A new polymer donor based on 3,3′-difluoro-2,2′-bithiophene(2F2T) and difluorobenzoxadiazole(ffBX), named 2F2T-ffBX, is designed and synthesized. The organic solar cell(OSC) based on 2F2T-ffBX donor and [6,6]-phenyl-C60-butyl acid methyl ester([60]PCBM) acceptor exhibits a high efficiency of 7.3% with a high open-circuit voltage(Voc) of 1.03 V. When blended with perylenediimide-based acceptor(PDI6), the corresponding OSC shows a higher Voc of 1.19 V with a low energy loss of 0.50 e V but a much lower efficiency of 2.0%. The detailed analyses including charge generation, transport, recombination properties, and morphology were performed to understand the performance of corresponding devices.

BCCIPβ modulates the ribosomal and extraribosomal function of S7 through a direct interaction

ribosomal 蛋白质(RP ) 的 Extraribosomal 功能在 tumorigenesis 和前进为他们的含意获得了许多注意。然而，为在 ribosomal 和 RP 的 extraribosomal 功能之间的转变的规定很少被报导。此处，我们识别了一个 ribosomal 蛋白质交往 S7 搭挡， BCCIP，它调制 S7 的功能的变换。通过 N 终端酸的领域， BCCIP 在 S7 与中央基本区域交往并且调整 S7 的 extraribosomal 分发。BCCIP 缺乏废除 ribosomal 累积，但是提高 S7 的没有核糖体的地点。这 translocation 进一步损害蛋白质合成和扳机 ribosomal 应力。因而， BCCIP 缺乏压制 ribosomal 功能并且开始 S7 的 extraribosomal 功能，导致房间增长的限制。而且，临床上相关的 S7 变化被发现阻抑和 BCCIP 的相互作用并且便于 S7 的功能的转变。在结论，作为一个 S7 调节的人， BCCIP 贡献 ribosomal 的规定， extraribosomal S7 工作并且在房间生长和肿瘤开发有含意。

Corrigendum to“A novel inhibitor of MDM2 oncogene blocks metastasis of hepatocellular carcinoma and overcomes chemoresistance”[Genes Dis 694(2019)419e430]

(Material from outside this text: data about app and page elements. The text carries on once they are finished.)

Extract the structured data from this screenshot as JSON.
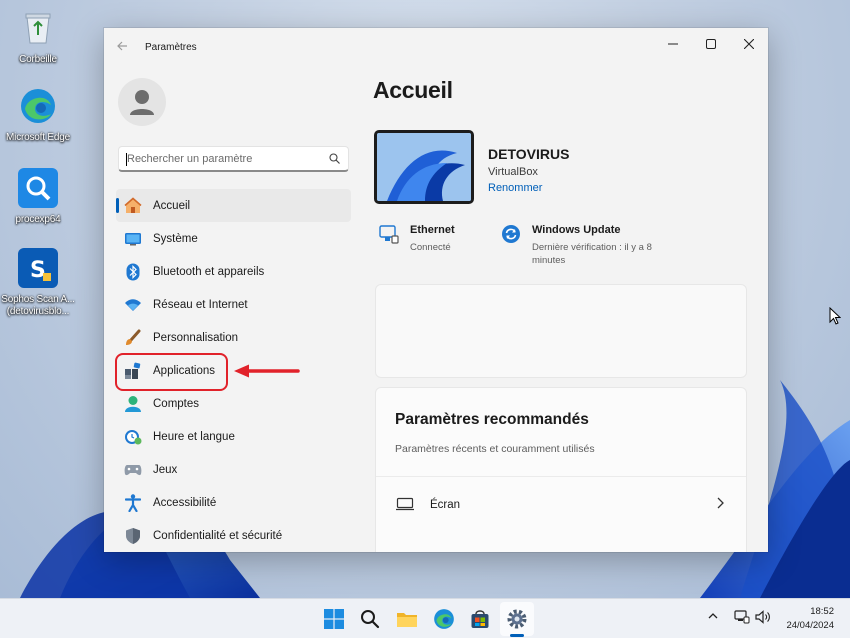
{
  "desktop": {
    "icons": [
      {
        "label": "Corbeille",
        "icon": "recycle-bin-icon"
      },
      {
        "label": "Microsoft Edge",
        "icon": "edge-icon"
      },
      {
        "label": "procexp64",
        "icon": "process-explorer-icon"
      },
      {
        "label": "Sophos Scan A...",
        "label2": "(detovirusblo...",
        "icon": "sophos-icon"
      }
    ]
  },
  "window": {
    "title": "Paramètres",
    "controls": {
      "minimize": "minimize-icon",
      "maximize": "maximize-icon",
      "close": "close-icon"
    }
  },
  "sidebar": {
    "search_placeholder": "Rechercher un paramètre",
    "items": [
      {
        "label": "Accueil",
        "icon": "home-icon",
        "active": true
      },
      {
        "label": "Système",
        "icon": "system-icon"
      },
      {
        "label": "Bluetooth et appareils",
        "icon": "bluetooth-icon"
      },
      {
        "label": "Réseau et Internet",
        "icon": "wifi-icon"
      },
      {
        "label": "Personnalisation",
        "icon": "brush-icon"
      },
      {
        "label": "Applications",
        "icon": "apps-icon"
      },
      {
        "label": "Comptes",
        "icon": "account-icon"
      },
      {
        "label": "Heure et langue",
        "icon": "clock-globe-icon"
      },
      {
        "label": "Jeux",
        "icon": "gamepad-icon"
      },
      {
        "label": "Accessibilité",
        "icon": "accessibility-icon"
      },
      {
        "label": "Confidentialité et sécurité",
        "icon": "shield-icon"
      }
    ]
  },
  "main": {
    "title": "Accueil",
    "device": {
      "name": "DETOVIRUS",
      "model": "VirtualBox",
      "rename": "Renommer"
    },
    "status": {
      "network": {
        "title": "Ethernet",
        "subtitle": "Connecté"
      },
      "update": {
        "title": "Windows Update",
        "subtitle1": "Dernière vérification : il y a 8",
        "subtitle2": "minutes"
      }
    },
    "recommended": {
      "title": "Paramètres recommandés",
      "subtitle": "Paramètres récents et couramment utilisés",
      "rows": [
        {
          "label": "Écran",
          "icon": "monitor-icon"
        }
      ]
    }
  },
  "taskbar": {
    "apps": [
      "start-icon",
      "search-icon",
      "file-explorer-icon",
      "edge-icon",
      "store-icon",
      "settings-icon"
    ],
    "time": "18:52",
    "date": "24/04/2024"
  },
  "colors": {
    "accent": "#005fb8",
    "highlight": "#e1222a"
  }
}
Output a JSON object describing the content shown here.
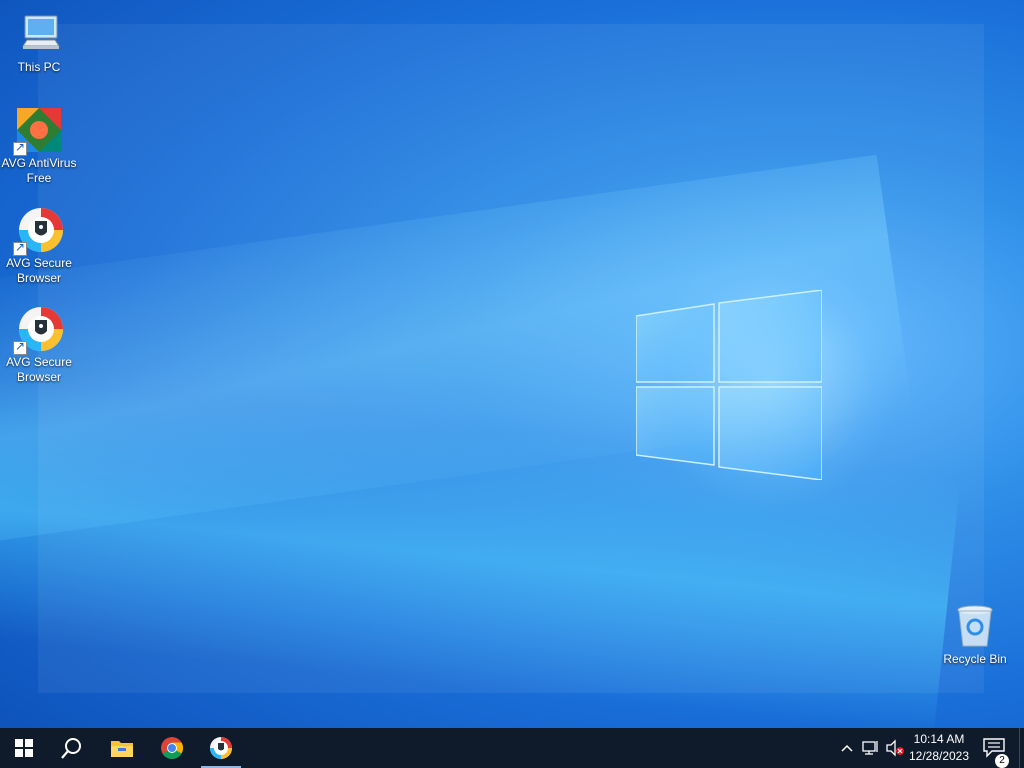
{
  "desktop": {
    "icons": [
      {
        "label": "This PC"
      },
      {
        "label": "AVG AntiVirus Free"
      },
      {
        "label": "AVG Secure Browser"
      },
      {
        "label": "AVG Secure Browser"
      },
      {
        "label": "Recycle Bin"
      }
    ]
  },
  "taskbar": {
    "apps": [
      {
        "icon": "windows-start-icon"
      },
      {
        "icon": "search-icon"
      },
      {
        "icon": "file-explorer-icon"
      },
      {
        "icon": "chrome-icon"
      },
      {
        "icon": "avg-secure-browser-icon"
      }
    ],
    "clock": {
      "time": "10:14 AM",
      "date": "12/28/2023"
    },
    "notification_count": "2"
  },
  "colors": {
    "taskbar": "#0f1a2a",
    "accent": "#1a6fd8"
  }
}
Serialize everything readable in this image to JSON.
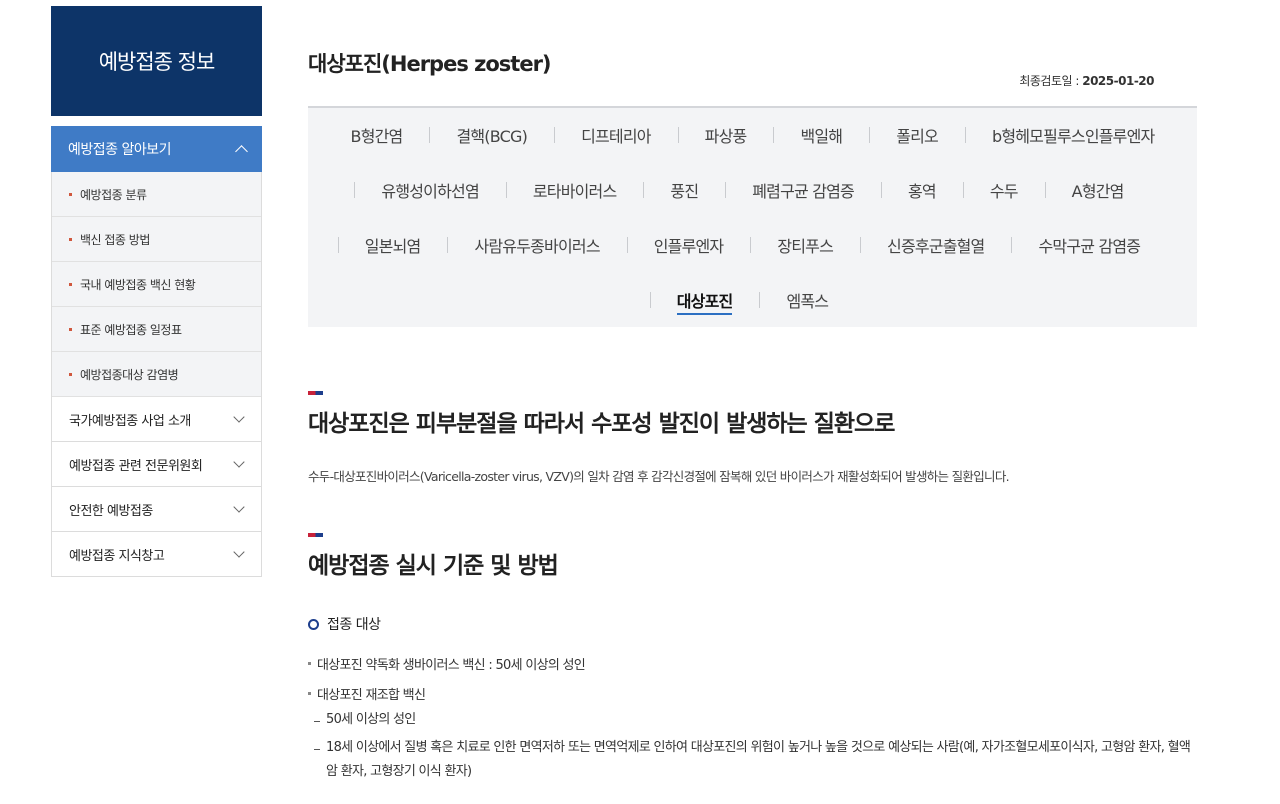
{
  "sidebar": {
    "title": "예방접종 정보",
    "active": {
      "label": "예방접종 알아보기"
    },
    "sub_items": [
      "예방접종 분류",
      "백신 접종 방법",
      "국내 예방접종 백신 현황",
      "표준 예방접종 일정표",
      "예방접종대상 감염병"
    ],
    "menu_items": [
      "국가예방접종 사업 소개",
      "예방접종 관련 전문위원회",
      "안전한 예방접종",
      "예방접종 지식창고"
    ]
  },
  "page": {
    "title": "대상포진(Herpes zoster)",
    "review_label": "최종검토일 :",
    "review_date": "2025-01-20"
  },
  "tabs": {
    "row1": [
      "B형간염",
      "결핵(BCG)",
      "디프테리아",
      "파상풍",
      "백일해",
      "폴리오",
      "b형헤모필루스인플루엔자"
    ],
    "row2": [
      "유행성이하선염",
      "로타바이러스",
      "풍진",
      "폐렴구균 감염증",
      "홍역",
      "수두",
      "A형간염"
    ],
    "row3": [
      "일본뇌염",
      "사람유두종바이러스",
      "인플루엔자",
      "장티푸스",
      "신증후군출혈열",
      "수막구균 감염증"
    ],
    "row4": [
      "대상포진",
      "엠폭스"
    ]
  },
  "section1": {
    "heading": "대상포진은 피부분절을 따라서 수포성 발진이 발생하는 질환으로",
    "body": "수두-대상포진바이러스(Varicella-zoster virus, VZV)의 일차 감염 후 감각신경절에 잠복해 있던 바이러스가 재활성화되어 발생하는 질환입니다."
  },
  "section2": {
    "heading": "예방접종 실시 기준 및 방법",
    "subheading": "접종 대상",
    "bullet1": "대상포진 약독화 생바이러스 백신 : 50세 이상의 성인",
    "bullet2": "대상포진 재조합 백신",
    "dash1": "50세 이상의 성인",
    "dash2": "18세 이상에서 질병 혹은 치료로 인한 면역저하 또는 면역억제로 인하여 대상포진의 위험이 높거나 높을 것으로 예상되는 사람(예, 자가조혈모세포이식자, 고형암 환자, 혈액암 환자, 고형장기 이식 환자)"
  },
  "colors": {
    "sidebar_head": "#0d3468",
    "sidebar_active": "#3f7bc6",
    "tab_bg": "#f3f4f6",
    "accent_underline": "#2b6fc2"
  }
}
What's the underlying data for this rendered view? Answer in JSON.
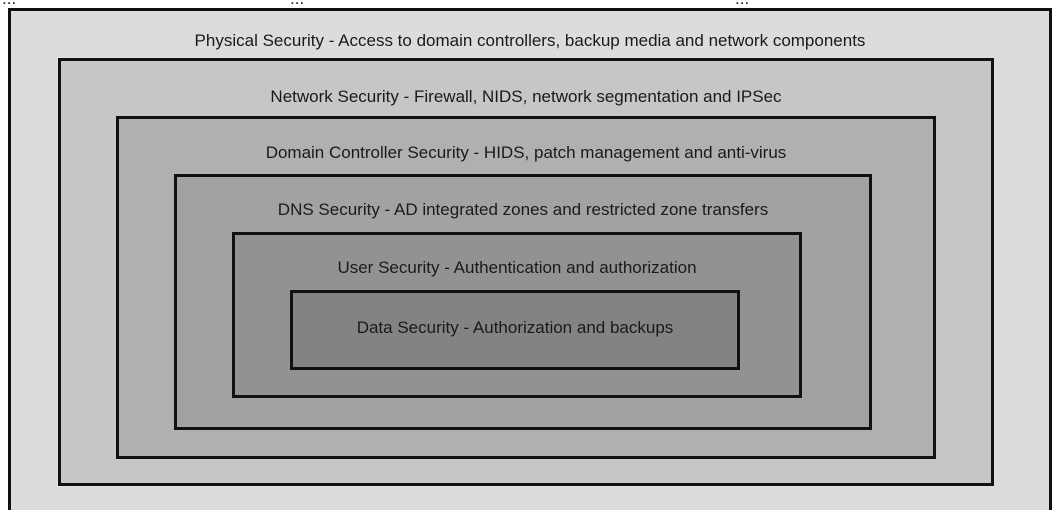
{
  "top_fragment": {
    "left": "...",
    "middle": "...",
    "right": "..."
  },
  "layers": [
    {
      "label": "Physical Security - Access to domain controllers, backup media and network components",
      "fill": "#dcdcdc"
    },
    {
      "label": "Network Security - Firewall, NIDS, network segmentation and IPSec",
      "fill": "#c6c6c6"
    },
    {
      "label": "Domain Controller Security - HIDS, patch management and anti-virus",
      "fill": "#b0b0b0"
    },
    {
      "label": "DNS Security - AD integrated zones and restricted zone transfers",
      "fill": "#a2a2a2"
    },
    {
      "label": "User Security - Authentication and authorization",
      "fill": "#929292"
    },
    {
      "label": "Data Security - Authorization and backups",
      "fill": "#838383"
    }
  ]
}
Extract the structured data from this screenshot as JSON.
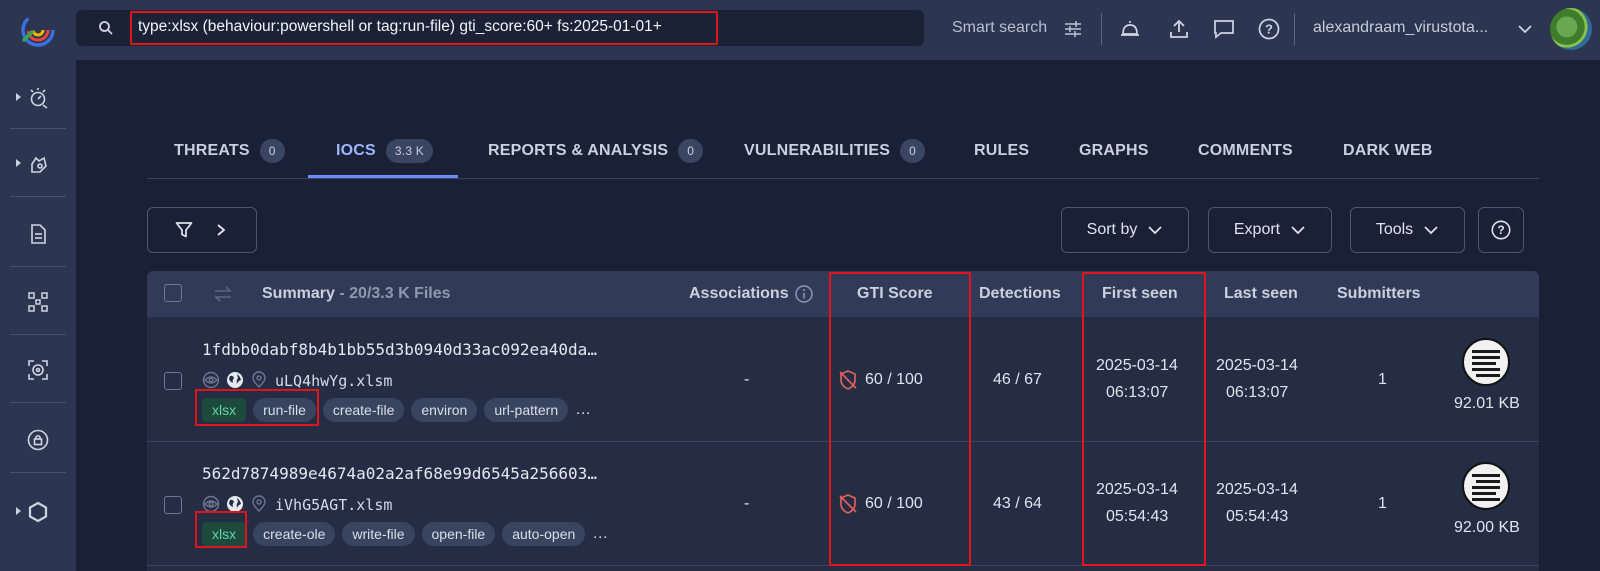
{
  "search": {
    "query": "type:xlsx (behaviour:powershell or tag:run-file) gti_score:60+ fs:2025-01-01+",
    "smart_search_label": "Smart search"
  },
  "user": {
    "name": "alexandraam_virustota..."
  },
  "tabs": [
    {
      "label": "THREATS",
      "count": "0"
    },
    {
      "label": "IOCS",
      "count": "3.3 K",
      "active": true
    },
    {
      "label": "REPORTS & ANALYSIS",
      "count": "0"
    },
    {
      "label": "VULNERABILITIES",
      "count": "0"
    },
    {
      "label": "RULES"
    },
    {
      "label": "GRAPHS"
    },
    {
      "label": "COMMENTS"
    },
    {
      "label": "DARK WEB"
    }
  ],
  "toolbar": {
    "sort_label": "Sort by",
    "export_label": "Export",
    "tools_label": "Tools"
  },
  "table": {
    "headers": {
      "summary": "Summary",
      "summary_count": "- 20/3.3 K Files",
      "associations": "Associations",
      "gti_score": "GTI Score",
      "detections": "Detections",
      "first_seen": "First seen",
      "last_seen": "Last seen",
      "submitters": "Submitters"
    },
    "rows": [
      {
        "hash": "1fdbb0dabf8b4b1bb55d3b0940d33ac092ea40da…",
        "file_name": "uLQ4hwYg.xlsm",
        "tags": [
          "xlsx",
          "run-file",
          "create-file",
          "environ",
          "url-pattern"
        ],
        "more": "…",
        "associations": "-",
        "gti_score": "60 / 100",
        "detections": "46 / 67",
        "first_seen_date": "2025-03-14",
        "first_seen_time": "06:13:07",
        "last_seen_date": "2025-03-14",
        "last_seen_time": "06:13:07",
        "submitters": "1",
        "size": "92.01 KB"
      },
      {
        "hash": "562d7874989e4674a02a2af68e99d6545a256603…",
        "file_name": "iVhG5AGT.xlsm",
        "tags": [
          "xlsx",
          "create-ole",
          "write-file",
          "open-file",
          "auto-open"
        ],
        "more": "…",
        "associations": "-",
        "gti_score": "60 / 100",
        "detections": "43 / 64",
        "first_seen_date": "2025-03-14",
        "first_seen_time": "05:54:43",
        "last_seen_date": "2025-03-14",
        "last_seen_time": "05:54:43",
        "submitters": "1",
        "size": "92.00 KB"
      }
    ]
  },
  "colors": {
    "accent": "#6f8cff",
    "highlight_box": "#e0141a",
    "type_tag": "#5fd6a6"
  }
}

We regret that an error was made in“A novel inhibitor of MDM2 oncogene blocks metastasis of hepatocellular carcinoma and overcomes chemoresistance”(Genes Dis 2019 Dec;694:419e430).In Fig.1C of the original manuscript,the right panel(showing the migration ability of the MHCCLM3 cells)was erroneously duplicated with the left panel(showing the migration ability of the Huh7 cells)when the figures were assembled.We have now checked the original data and request to replace the right panel with the correct data for MHCCLM3 cells.The corrected Fig.